An-mei is hurt that Rose Hsu Jordan is talking to a psychiatrist about her problems instead of talking to her mother about them. From her point of a view, a psychiatrist couldn't possibly have more insight into Rose's psyche than a mother could, nor could the psychiatrist give good advice. An-mei raised Rose to be the woman she is today, so she feels she knows her daughter best.


I was taught to desire nothing, to swallow other people's misery, to eat my own bitterness.

An-mei Hsu, Part 4, Chapter 1

An-mei's mother taught her the lesson many Chinese mothers imparted to their daughters: hide your feelings. An-mei tries this for a while, then sees how terribly the strategy works out for her mother, who commits suicide. She learns it is better to speak up and say what you want than to be inwardly miserable all the time. She tries to teach this to Rose, but the lesson doesn't take.


She sprang from me like a slippery fish, and has been swimming away ever since.

Ying-ying St. Clair, Part 4, Chapter 2

Ying-ying's description of Lena St. Clair's birth is an apt metaphor for all the mothers and daughters in The Joy Luck Club. The mothers want to keep their daughters close and teach them lessons from their own Chinese upbringing, but the daughters are intent on being independent, or "swimming away" from their mothers.


I wanted my children to have the best combination: American circumstances and Chinese character.

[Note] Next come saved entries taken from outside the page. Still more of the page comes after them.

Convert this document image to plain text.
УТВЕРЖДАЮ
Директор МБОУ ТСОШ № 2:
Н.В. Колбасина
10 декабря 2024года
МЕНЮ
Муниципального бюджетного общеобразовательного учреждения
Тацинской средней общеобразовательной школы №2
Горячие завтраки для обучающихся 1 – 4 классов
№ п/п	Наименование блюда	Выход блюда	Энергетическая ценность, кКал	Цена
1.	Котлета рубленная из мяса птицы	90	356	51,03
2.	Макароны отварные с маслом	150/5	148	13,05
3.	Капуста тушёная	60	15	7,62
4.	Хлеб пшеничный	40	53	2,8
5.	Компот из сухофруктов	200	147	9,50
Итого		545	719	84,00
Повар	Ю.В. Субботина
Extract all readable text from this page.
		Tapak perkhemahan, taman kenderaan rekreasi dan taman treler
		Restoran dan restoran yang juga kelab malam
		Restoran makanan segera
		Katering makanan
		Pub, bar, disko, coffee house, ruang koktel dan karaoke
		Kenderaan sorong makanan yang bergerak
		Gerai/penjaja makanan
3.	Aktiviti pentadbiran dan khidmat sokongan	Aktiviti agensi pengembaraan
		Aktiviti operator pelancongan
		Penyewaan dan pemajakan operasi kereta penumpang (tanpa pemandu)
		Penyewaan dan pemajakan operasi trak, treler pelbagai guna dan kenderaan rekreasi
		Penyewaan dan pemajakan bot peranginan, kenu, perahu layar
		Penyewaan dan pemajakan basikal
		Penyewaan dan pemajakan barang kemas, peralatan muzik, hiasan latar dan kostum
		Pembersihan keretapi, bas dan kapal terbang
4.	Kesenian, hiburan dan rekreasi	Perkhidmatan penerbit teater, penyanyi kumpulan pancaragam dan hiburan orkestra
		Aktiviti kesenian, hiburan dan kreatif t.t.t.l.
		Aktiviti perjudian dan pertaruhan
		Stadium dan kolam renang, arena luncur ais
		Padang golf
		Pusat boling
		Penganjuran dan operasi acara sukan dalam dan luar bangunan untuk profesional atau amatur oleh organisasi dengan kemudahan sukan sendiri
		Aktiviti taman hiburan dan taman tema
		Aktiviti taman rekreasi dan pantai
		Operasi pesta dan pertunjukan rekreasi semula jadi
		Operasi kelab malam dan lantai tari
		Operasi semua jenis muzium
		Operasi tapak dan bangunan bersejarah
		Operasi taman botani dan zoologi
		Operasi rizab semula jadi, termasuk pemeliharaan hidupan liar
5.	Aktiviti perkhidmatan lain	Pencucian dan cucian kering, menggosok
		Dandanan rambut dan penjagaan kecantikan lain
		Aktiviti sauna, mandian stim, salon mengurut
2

Lindo Jong, Part 4, Chapter 3

The mothers in the Joy Luck Club all came to the United States so they could give their children better lives than they would have had growing up in China. They thought it was possible to raise children with the opportunity and freedoms granted to everyone in the United States while instilling Chinese values. They soon learn this isn't possible, or as Lindo says, "How could I know these two things do not mix?" American culture outside of the home supersedes Chinese culture inside the home, and the mothers are left to raise children that are American through and through, which contributes to the cultural gap between them that the mothers and daughters in the novel experience.


"No, tell me in Chinese," I interrupt. "Really, I can understand."

Jing-mei Woo, Part 4, Chapter 4

Jing-mei's father, Canning Woo, begins to tell Jing-mei about what happened after her mother, Suyuan Woo, left her babies behind in Kweilin. He starts to speak in English, which isn't his first language. Jing-mei knows something will be lost in translation if he speaks in English, so she insists he speak in Chinese instead. This insistence on Chinese is symbolic of the growing connection between Jing-mei and her heritage as she learns more about her mother's past.